Prezes Fabrice Brégier w rozmowie z dziennikarzami na marginesie spotkania francuskich biznesmenów nie podał łącznej liczby dostarczonych maszyn, ale stwierdził, że jego firma osiągnęła zasadniczy cel wydania klientom sześciu A350. — Staramy się wydawać dużo samolotów pod koniec każdego miesiąca, ale mogę już powiedzieć, że sierpień był najlepszym miesiącem w historii Airbusa — dodał.
Dotychczas najlepszy sierpień wypadł w 2013 r., gdy klienci odebrali 47 samolotów. W całym roku Airbus zakłada wydanie co najmniej 650, o 2,4 proc. więcej niż w ubiegłym roku.
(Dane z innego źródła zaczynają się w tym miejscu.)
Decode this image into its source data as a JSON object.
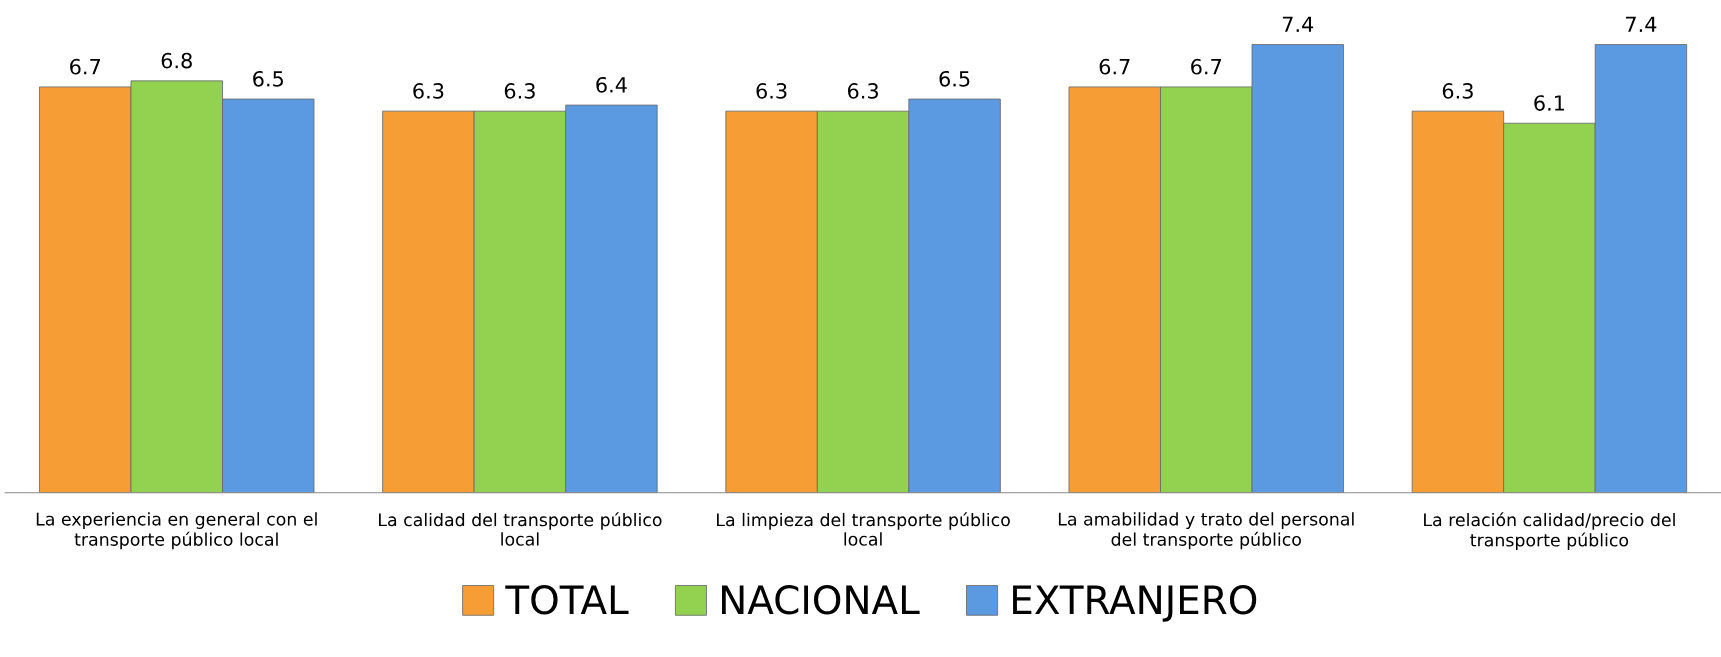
{
  "chart_data": {
    "type": "bar",
    "categories": [
      "La experiencia en general con el\ntransporte público local",
      "La calidad del transporte público\nlocal",
      "La limpieza del transporte público\nlocal",
      "La amabilidad y trato del personal\ndel transporte público",
      "La relación calidad/precio del\ntransporte público"
    ],
    "series": [
      {
        "name": "TOTAL",
        "color": "#f79d35",
        "values": [
          6.7,
          6.3,
          6.3,
          6.7,
          6.3
        ]
      },
      {
        "name": "NACIONAL",
        "color": "#93d150",
        "values": [
          6.8,
          6.3,
          6.3,
          6.7,
          6.1
        ]
      },
      {
        "name": "EXTRANJERO",
        "color": "#5b9ae0",
        "values": [
          6.5,
          6.4,
          6.5,
          7.4,
          7.4
        ]
      }
    ],
    "data_labels": true,
    "legend": "bottom",
    "grid": false,
    "tick_labels": "x"
  }
}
Dotychczas problemy z wyposażeniem kabin skomplikowały dostawy najnowszego samolotu europejskiej grupy — A350, oddalając producenta od założonego celu 50 maszyn w całym roku, bo po 7 miesiącach klienci otrzymali zaledwie 15. Airbus miał też opóźnienia w wydawaniu najnowszej wersji samolotów A320 z powodu problemów z silnikami, zwrócił się więc do załogi o pracę w nadgodzinach podczas tradycyjnie spokojnego lata, aby móc nadrobić tempo dostaw obu modeli.
- Co do A350 osiągnęliśmy nasz cel dostarczenia sześciu sztuk w miesiącu. W ostatni wtorek (30.8.) uczestniczyłem w wydaniu pierwszego A350 Thai Airways. Nie oznacza to, że zakładane 50 sztuk w roku mamy już w kieszeni, ale w końcu sierpnia mamy 21 sztuk i jeśli utrzymamy tempo 6-7 samolotów co miesiąc przez następem cztery, to nit powinniśmy być zbyt daleko od tego założenia — powiedział.
Brégier złożył hołd pracownikom Airbusa, którzy odpowiedzieli na apel o odroczenie urlopów i pracę z nadgodzinach. — Wydaje się, że to dało owoce, przynajmniej w przypadku A350. Była to jedna z istotnych kwestii tego lata — powiedział.